Feminist scholars have found that ideas of what it means to be “a good man” or “a real woman” differ from country to country, from culture to culture, and from century to century. They differ even between groups of people. Among American football players, for instance, it is considered very masculine to be physically strong, to not mind getting hit hard, and to engage in strong teamwork. These are not the same qualities seen as manly by economists. What is seen as “tough,” “cool,” and “hot” in the field of economics is, for instance, coming up with smooth and “charming” solutions or complex mathematical models all by oneself and beating one’s competitor on the magnitude of a variable. So feminist scholars unlinked “gender” from “sex difference,” which meant that gender could be investigated separately from biology. Feminist economist Julie Nelson describes gender as “the associations, stereotypes, and social patterns that a culture constructs on the basis of actual or perceived differences between women and men” (1995: 132). Feminist theory developed further and this gender concept was criticized by feminist scholars like Judith Butler (1990), who pointed out that “sex differences” also contained a cultural component. Parents of children born with genitals that were not straightforwardly either male or female, more often than not would ask doctors to interfere to “fix” any ambiguity. Thus, cultural perceptions of gender impact physical and biological differences, and sex differences also become gender differences. Judith Butler and others perceived gender identity as much more fluid, as a process in which individuals “performed” their gender. More recently, women and men who identify as being of a different gender from the one they were assigned at birth – trans individuals – have criticized the woman/man binary as well as the fundamental pattern of binary thinking that is linked to it. As we will see, binary thinking is also deeply ingrained in economic thought, but more about that later. This book focuses on the work of “cis-women” – those women who identified as female, which was for them the gender they were assigned at birth.

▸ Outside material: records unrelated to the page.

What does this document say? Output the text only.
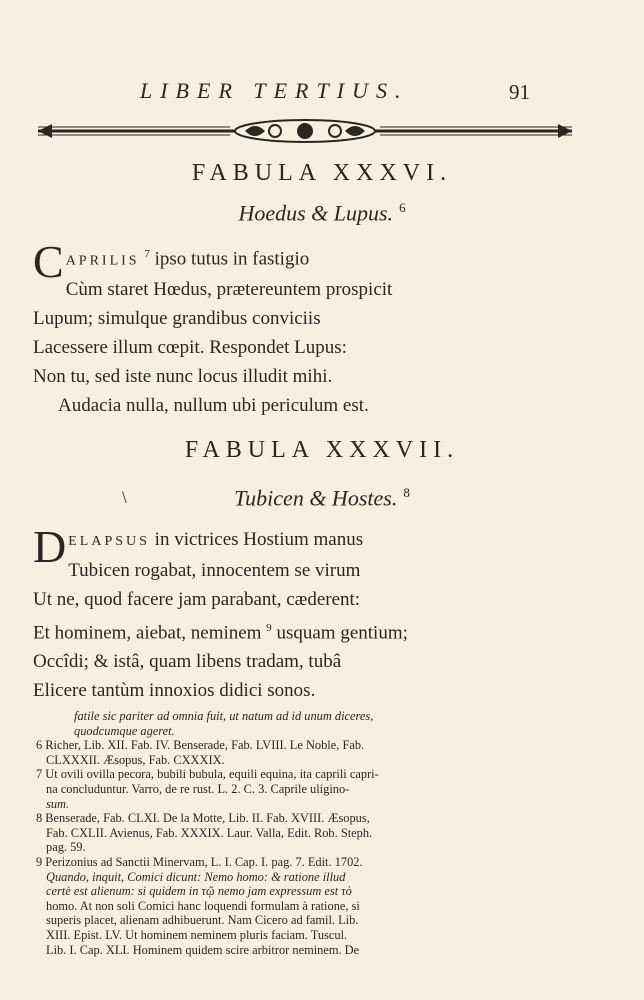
LIBER TERTIUS.	91
FABULA XXXVI.
Hoedus & Lupus. $^6$
C APRILIS $^7$ ipso tutus in fastigio
Cùm staret Hœdus, prætereuntem prospicit
Lupum; simulque grandibus conviciis
Lacessere illum cœpit. Respondet Lupus:
Non tu, sed iste nunc locus illudit mihi.
Audacia nulla, nullum ubi periculum est.
FABULA XXXVII.
\	Tubicen & Hostes. $^8$
D ELAPSUS in victrices Hostium manus
Tubicen rogabat, innocentem se virum
Ut ne, quod facere jam parabant, cæderent:
Et hominem, aiebat, neminem $^9$ usquam gentium;
Occîdi; & istâ, quam libens tradam, tubâ
Elicere tantùm innoxios didici sonos.
fatile sic pariter ad omnia fuit, ut natum ad id unum diceres,
quodcumque ageret.
6 Richer, Lib. XII. Fab. IV. Benserade, Fab. LVIII. Le Noble, Fab.
CLXXXII. Æsopus, Fab. CXXXIX.
7 Ut ovili ovilla pecora, bubili bubula, equili equina, ita caprili capri-
na concluduntur. Varro, de re rust. L. 2. C. 3. Caprile uligino-
sum.
8 Benserade, Fab. CLXI. De la Motte, Lib. II. Fab. XVIII. Æsopus,
Fab. CXLII. Avienus, Fab. XXXIX. Laur. Valla, Edit. Rob. Steph.
pag. 59.
9 Perizonius ad Sanctii Minervam, L. I. Cap. I. pag. 7. Edit. 1702.
Quando, inquit, Comici dicunt: Nemo homo: & ratione illud
certè est alienum: si quidem in τῷ nemo jam expressum est τὸ
homo. At non soli Comici hanc loquendi formulam à ratione, si
superis placet, alienam adhibuerunt. Nam Cicero ad famil. Lib.
XIII. Epist. LV. Ut hominem neminem pluris faciam. Tuscul.
Lib. I. Cap. XLI. Hominem quidem scire arbitror neminem. De
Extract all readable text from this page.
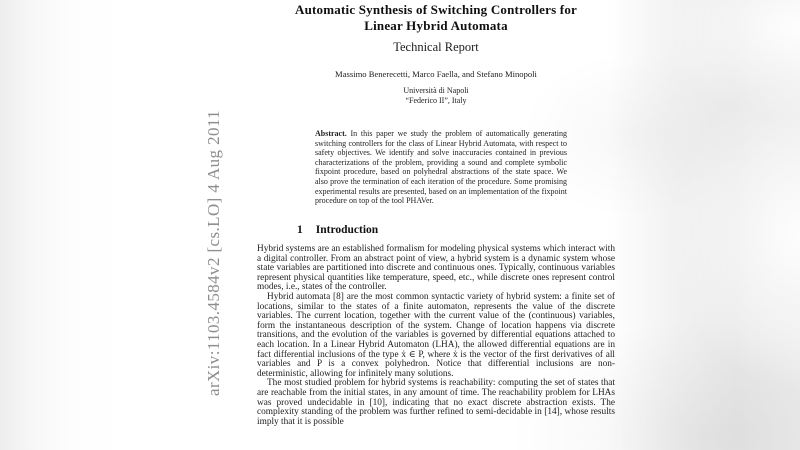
arXiv:1103.4584v2 [cs.LO] 4 Aug 2011
Automatic Synthesis of Switching Controllers for
Linear Hybrid Automata
Technical Report
Massimo Benerecetti, Marco Faella, and Stefano Minopoli
Università di Napoli
“Federico II”, Italy

Abstract. In this paper we study the problem of automatically generating switching controllers for the class of Linear Hybrid Automata, with respect to safety objectives. We identify and solve inaccuracies contained in previous characterizations of the problem, providing a sound and complete symbolic fixpoint procedure, based on polyhedral abstractions of the state space. We also prove the termination of each iteration of the procedure. Some promising experimental results are presented, based on an implementation of the fixpoint procedure on top of the tool PHAVer.

1 Introduction

Hybrid systems are an established formalism for modeling physical systems which interact with a digital controller. From an abstract point of view, a hybrid system is a dynamic system whose state variables are partitioned into discrete and continuous ones. Typically, continuous variables represent physical quantities like temperature, speed, etc., while discrete ones represent control modes, i.e., states of the controller.

Hybrid automata [8] are the most common syntactic variety of hybrid system: a finite set of locations, similar to the states of a finite automaton, represents the value of the discrete variables. The current location, together with the current value of the (continuous) variables, form the instantaneous description of the system. Change of location happens via discrete transitions, and the evolution of the variables is governed by differential equations attached to each location. In a Linear Hybrid Automaton (LHA), the allowed differential equations are in fact differential inclusions of the type ẋ ∈ P, where ẋ is the vector of the first derivatives of all variables and P is a convex polyhedron. Notice that differential inclusions are non-deterministic, allowing for infinitely many solutions.

The most studied problem for hybrid systems is reachability: computing the set of states that are reachable from the initial states, in any amount of time. The reachability problem for LHAs was proved undecidable in [10], indicating that no exact discrete abstraction exists. The complexity standing of the problem was further refined to semi-decidable in [14], whose results imply that it is possible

As I mentioned before, and as we all know, women are not a homogeneous group; they differ in class, skin color, education, age, health, religion, physical ability, and location. Because women do not all automatically have the same interests, and have widely different experiences, one cannot obviously speak on behalf of another. Moreover, some women face discrimination not only based on their gender, but also, and at the same time, because they are women of color, because they face physical limitations, and/or because they are young or older. Kimberlé Crenshaw (1993) referred to this overlapping of “systems of oppression” as “intersectionality.” A woman of color will experience both sexism and racism, and these forms of discrimination may well reinforce each other.

This book focuses on women’s writing on economic issues, and not, for instance, on economists’ writing on women’s issues, because it is here – on the basis of their gender – that women economic writers and economists have been excluded. For the former, it was a physical exclusion, for they, as women , were not allowed to take up any sort of position at universities. Later, it was the historical exclusion of the invisible work of these economic writers and of many economists as women that became part of the silencing of women in economic texts and theories. This exclusion has assisted in maintaining the division between, on the one hand, “pure economics” – that part of the science in which economists engaged in “value-free” reasoning – and, on the other, “women’s issues,” which were generally considered as normative economics, based on explicit or implicit value judgments. This book focuses on the work of people who, as women , developed a perspective on the economy that was and is very different from that developed by men as men . It brings together a variety of voices of women who were excluded and silenced because, as women , they had little or no access to the resources and liberties men had, and even when they did produce work, this did not make it into the literature on the history of economics. It is those hidden stories and those silenced voices that I want to go back to, learn from, and use to reassess the economic concepts, ideas, and theories that men have developed over the centuries.